As befitting an entity called Ivy Prep, our training was both self-important and useless, presented as exhaustive even as it degenerated into an empty exercise of form. None of us—there were seven new tutors circled around that gray kidney-shaped conference table—wanted to complete the twenty officially released SATs, as instructed by the agenda, and after a few days, when we had only reviewed the first section of the first test, it was clear we didn’t need to, though our instructor, a beefy, middle-aged man who had once written screenplays, continued to make frequent reference to all the officially released tests as listed in Appendix A of your agenda. Appendix A, like all the pages of the agenda, was embossed with the crimson-and-gold insignia of Ivy Prep. That first morning, as the screenwriter talked, I rubbed the stamp until its ersatz gold stuck to my sweaty finger.

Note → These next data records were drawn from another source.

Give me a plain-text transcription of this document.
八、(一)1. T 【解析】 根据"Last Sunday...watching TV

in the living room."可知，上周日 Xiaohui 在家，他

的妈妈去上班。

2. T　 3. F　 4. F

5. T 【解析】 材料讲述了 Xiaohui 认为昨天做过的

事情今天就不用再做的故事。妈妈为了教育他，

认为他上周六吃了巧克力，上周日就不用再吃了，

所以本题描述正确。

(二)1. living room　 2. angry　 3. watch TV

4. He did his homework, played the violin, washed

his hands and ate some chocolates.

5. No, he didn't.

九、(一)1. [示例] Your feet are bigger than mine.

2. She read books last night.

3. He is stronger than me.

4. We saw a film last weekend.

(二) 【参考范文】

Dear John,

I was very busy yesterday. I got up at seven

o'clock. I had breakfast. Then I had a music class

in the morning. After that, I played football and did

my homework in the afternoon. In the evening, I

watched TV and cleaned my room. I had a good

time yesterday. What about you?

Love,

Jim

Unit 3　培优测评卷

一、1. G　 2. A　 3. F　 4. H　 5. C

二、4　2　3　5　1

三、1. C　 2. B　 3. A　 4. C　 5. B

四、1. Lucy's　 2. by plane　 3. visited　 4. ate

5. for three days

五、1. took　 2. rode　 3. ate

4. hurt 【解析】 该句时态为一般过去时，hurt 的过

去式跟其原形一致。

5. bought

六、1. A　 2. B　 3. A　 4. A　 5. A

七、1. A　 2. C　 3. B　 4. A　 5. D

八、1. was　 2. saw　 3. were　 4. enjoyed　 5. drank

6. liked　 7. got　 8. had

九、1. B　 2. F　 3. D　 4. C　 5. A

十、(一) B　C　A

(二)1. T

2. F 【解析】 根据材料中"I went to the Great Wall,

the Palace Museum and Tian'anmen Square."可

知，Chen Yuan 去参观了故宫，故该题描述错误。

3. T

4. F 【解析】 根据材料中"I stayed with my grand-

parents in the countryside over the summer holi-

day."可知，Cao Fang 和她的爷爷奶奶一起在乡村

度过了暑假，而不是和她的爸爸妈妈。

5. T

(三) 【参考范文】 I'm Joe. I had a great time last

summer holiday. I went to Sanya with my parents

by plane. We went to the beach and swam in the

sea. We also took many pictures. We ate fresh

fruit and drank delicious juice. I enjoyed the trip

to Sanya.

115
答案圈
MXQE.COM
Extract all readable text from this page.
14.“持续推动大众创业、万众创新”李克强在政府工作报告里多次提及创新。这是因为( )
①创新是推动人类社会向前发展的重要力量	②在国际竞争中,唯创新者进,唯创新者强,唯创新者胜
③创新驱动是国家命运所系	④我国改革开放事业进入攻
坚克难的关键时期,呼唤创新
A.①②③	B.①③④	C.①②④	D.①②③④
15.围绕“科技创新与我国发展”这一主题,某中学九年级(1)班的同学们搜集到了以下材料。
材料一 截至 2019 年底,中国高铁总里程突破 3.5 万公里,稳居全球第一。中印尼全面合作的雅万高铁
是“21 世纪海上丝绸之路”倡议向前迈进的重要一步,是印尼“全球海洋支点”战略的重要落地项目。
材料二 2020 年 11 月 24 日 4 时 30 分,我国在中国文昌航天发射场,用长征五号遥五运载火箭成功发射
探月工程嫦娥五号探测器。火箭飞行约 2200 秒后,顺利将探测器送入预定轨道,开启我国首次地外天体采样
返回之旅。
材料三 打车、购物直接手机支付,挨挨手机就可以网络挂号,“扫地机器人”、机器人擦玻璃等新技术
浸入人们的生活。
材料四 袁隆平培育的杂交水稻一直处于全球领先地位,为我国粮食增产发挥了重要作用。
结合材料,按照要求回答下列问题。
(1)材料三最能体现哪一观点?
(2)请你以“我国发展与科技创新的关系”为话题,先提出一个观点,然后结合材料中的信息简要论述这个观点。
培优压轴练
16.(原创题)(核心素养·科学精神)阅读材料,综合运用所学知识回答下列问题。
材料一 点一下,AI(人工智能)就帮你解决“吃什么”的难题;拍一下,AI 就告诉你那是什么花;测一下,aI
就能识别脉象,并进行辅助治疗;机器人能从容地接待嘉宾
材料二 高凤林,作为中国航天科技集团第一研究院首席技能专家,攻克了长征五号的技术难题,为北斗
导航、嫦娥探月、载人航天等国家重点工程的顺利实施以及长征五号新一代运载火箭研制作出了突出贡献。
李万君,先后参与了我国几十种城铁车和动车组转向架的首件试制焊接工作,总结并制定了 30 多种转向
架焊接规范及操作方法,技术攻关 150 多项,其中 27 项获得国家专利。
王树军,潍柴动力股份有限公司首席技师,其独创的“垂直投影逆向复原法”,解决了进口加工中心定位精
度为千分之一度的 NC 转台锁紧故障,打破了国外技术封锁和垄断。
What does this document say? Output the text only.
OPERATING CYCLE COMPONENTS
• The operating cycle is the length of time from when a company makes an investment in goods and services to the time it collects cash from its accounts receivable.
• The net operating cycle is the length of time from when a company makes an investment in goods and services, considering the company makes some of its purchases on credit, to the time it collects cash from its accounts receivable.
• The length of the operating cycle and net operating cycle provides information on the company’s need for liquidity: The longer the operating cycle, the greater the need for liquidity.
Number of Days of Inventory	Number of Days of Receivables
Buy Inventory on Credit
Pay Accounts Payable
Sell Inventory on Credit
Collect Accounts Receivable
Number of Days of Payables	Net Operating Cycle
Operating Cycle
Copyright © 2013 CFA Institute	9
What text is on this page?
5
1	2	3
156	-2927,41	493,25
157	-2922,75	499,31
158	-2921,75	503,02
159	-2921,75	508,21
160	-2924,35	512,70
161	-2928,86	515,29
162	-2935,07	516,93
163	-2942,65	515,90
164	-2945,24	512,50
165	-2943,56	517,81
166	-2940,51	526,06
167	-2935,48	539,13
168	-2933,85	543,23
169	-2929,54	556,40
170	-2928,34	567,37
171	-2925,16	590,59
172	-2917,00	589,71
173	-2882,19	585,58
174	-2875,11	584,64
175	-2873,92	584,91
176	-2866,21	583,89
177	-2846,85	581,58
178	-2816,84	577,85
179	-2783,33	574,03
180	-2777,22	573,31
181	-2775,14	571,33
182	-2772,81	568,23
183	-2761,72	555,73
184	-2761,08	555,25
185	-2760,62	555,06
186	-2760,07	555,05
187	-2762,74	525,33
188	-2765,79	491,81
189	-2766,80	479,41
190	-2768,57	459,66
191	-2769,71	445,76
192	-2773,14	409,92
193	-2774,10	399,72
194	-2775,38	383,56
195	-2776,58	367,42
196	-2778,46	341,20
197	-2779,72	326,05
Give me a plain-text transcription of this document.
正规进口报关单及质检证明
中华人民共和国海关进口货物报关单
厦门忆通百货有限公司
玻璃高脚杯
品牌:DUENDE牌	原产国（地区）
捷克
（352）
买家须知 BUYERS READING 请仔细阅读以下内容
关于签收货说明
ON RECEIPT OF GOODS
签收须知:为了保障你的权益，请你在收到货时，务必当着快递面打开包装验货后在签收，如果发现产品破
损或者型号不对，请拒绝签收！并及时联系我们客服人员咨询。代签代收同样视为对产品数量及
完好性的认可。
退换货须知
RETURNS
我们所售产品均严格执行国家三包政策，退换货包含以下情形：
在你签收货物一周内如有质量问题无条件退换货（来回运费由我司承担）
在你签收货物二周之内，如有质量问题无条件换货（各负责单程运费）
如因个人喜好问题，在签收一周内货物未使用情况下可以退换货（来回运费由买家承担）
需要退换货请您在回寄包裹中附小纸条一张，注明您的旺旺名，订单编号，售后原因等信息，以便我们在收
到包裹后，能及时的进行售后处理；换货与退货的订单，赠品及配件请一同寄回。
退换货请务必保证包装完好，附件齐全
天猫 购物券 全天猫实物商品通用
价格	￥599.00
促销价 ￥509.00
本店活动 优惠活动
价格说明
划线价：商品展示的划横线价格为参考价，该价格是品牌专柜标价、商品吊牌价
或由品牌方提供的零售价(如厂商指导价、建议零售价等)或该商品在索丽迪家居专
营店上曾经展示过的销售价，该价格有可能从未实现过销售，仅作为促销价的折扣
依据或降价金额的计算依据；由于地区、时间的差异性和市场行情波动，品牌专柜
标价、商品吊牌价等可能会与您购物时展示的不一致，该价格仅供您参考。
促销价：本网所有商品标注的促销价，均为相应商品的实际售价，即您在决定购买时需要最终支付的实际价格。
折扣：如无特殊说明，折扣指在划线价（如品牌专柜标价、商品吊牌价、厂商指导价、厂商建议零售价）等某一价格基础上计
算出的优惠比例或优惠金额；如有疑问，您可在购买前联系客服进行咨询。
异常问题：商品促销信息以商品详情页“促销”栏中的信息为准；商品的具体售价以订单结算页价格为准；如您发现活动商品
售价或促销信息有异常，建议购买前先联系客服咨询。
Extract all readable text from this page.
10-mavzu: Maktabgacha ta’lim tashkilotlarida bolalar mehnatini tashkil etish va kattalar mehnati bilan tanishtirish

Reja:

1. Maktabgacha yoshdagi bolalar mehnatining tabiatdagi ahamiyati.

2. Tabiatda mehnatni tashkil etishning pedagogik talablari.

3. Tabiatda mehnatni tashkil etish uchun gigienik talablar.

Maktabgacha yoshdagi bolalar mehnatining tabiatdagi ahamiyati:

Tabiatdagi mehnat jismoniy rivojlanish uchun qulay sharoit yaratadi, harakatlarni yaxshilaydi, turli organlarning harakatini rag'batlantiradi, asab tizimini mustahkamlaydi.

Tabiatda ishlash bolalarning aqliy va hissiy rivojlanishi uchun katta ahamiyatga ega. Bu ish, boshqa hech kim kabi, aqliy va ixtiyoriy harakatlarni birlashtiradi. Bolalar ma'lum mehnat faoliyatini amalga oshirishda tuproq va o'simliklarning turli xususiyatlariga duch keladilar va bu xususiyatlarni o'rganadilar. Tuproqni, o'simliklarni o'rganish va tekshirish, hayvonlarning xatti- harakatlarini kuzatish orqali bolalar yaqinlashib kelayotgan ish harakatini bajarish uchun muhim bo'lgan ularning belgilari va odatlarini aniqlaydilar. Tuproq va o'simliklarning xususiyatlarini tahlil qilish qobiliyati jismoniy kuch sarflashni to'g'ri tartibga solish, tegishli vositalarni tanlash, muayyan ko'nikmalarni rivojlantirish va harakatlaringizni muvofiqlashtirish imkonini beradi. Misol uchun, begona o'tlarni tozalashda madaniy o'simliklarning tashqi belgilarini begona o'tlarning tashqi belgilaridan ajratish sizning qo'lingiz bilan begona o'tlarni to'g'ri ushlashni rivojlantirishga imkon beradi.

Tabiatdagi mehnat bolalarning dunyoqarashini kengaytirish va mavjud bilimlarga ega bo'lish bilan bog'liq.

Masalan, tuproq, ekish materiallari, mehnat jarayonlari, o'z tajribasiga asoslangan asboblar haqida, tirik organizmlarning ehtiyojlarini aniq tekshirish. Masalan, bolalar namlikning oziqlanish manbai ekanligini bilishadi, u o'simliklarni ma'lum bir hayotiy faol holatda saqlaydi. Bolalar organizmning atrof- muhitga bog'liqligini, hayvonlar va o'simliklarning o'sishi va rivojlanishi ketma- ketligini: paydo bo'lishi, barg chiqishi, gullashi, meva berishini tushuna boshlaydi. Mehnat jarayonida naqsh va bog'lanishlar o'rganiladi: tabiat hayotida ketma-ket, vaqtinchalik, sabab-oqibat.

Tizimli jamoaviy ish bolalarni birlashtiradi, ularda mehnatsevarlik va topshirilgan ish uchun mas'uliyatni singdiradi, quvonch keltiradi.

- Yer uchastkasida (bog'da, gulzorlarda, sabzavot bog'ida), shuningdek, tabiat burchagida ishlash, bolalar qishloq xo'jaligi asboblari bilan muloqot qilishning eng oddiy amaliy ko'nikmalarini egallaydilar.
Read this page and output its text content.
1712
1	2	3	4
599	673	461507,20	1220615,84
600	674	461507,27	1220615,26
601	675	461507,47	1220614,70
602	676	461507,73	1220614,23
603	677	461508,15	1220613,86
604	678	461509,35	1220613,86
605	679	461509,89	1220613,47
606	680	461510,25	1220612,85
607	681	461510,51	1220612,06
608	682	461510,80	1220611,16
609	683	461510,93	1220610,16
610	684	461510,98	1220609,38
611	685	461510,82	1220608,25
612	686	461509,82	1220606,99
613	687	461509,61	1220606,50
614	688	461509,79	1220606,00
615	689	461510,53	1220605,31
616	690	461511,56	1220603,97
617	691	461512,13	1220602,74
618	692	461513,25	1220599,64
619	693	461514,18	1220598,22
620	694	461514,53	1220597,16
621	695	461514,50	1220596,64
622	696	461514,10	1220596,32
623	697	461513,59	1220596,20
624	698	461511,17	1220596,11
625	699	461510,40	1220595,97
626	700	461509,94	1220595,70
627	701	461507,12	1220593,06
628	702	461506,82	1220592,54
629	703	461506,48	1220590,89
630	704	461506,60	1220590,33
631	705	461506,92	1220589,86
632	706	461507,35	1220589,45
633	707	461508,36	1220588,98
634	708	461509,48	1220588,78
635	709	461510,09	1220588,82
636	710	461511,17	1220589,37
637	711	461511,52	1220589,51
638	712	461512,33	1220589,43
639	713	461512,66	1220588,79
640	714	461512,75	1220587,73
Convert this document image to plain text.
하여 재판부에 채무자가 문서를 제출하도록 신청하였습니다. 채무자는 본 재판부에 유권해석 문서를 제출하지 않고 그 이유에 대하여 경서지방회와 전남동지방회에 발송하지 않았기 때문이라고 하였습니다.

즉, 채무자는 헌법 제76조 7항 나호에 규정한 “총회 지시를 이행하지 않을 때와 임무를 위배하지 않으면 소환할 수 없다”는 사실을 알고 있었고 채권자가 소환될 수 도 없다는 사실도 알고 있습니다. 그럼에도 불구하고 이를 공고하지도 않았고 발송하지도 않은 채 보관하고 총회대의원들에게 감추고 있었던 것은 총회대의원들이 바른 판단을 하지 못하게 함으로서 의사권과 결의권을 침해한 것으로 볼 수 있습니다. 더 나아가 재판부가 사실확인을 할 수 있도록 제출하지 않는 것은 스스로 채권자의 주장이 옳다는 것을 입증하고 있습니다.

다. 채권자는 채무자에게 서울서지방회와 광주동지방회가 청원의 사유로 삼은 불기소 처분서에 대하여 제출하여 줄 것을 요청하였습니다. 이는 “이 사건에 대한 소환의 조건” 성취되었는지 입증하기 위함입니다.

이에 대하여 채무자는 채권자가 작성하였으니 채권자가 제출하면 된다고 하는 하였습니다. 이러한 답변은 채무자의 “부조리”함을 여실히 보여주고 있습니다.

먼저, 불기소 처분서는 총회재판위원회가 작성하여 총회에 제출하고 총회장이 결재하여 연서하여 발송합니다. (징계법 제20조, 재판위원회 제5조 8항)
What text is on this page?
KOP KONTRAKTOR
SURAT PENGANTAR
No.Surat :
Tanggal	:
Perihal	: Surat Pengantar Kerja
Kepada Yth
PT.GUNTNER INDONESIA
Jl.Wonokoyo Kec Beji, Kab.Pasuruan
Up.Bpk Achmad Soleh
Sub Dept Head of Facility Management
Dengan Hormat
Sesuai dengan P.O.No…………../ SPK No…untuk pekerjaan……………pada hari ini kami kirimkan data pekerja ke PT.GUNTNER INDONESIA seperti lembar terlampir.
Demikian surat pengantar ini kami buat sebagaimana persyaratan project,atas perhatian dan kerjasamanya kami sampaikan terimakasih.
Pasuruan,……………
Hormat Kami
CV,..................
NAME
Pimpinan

Along with refreshers in algebra and geometry, the training offered a tour of the ways tutoring could torpedo your artistic ambitions. There was the opera singer who taught graphing calculators, the inevitable actor glossing reading passages, and the writer who explained prepositions. They were all “no longer young”: their hair was thinning, their faces etched, and their waists thick. They were, Griffin had told us, the very best that Ivy Prep had found—no one knew graphing calculators better than this woman who had once sung at Lincoln Center. At breaks I asked, and learned: No, they did not compose music anymore, they hadn’t had time for auditions, they had a kid, would I like to see a picture?
On the last day of training, Griffin himself came into the conference room. His sleeves were rolled up; he spoke to us kindly, as a father might. The rules were simple and, as we would agree, the epitome of fair. Compensation was determined as followed: The difference between our students’ beginning SAT scores and ending ones was divided by the number of hours we had spent tutoring them; this provided a numeric representation of our effectiveness as a tutor. When we reached a certain number—confidential, of course—our rate would be raised. We would start at a hundred dollars an hour, but if we were good there was practically no limit to the money we could earn.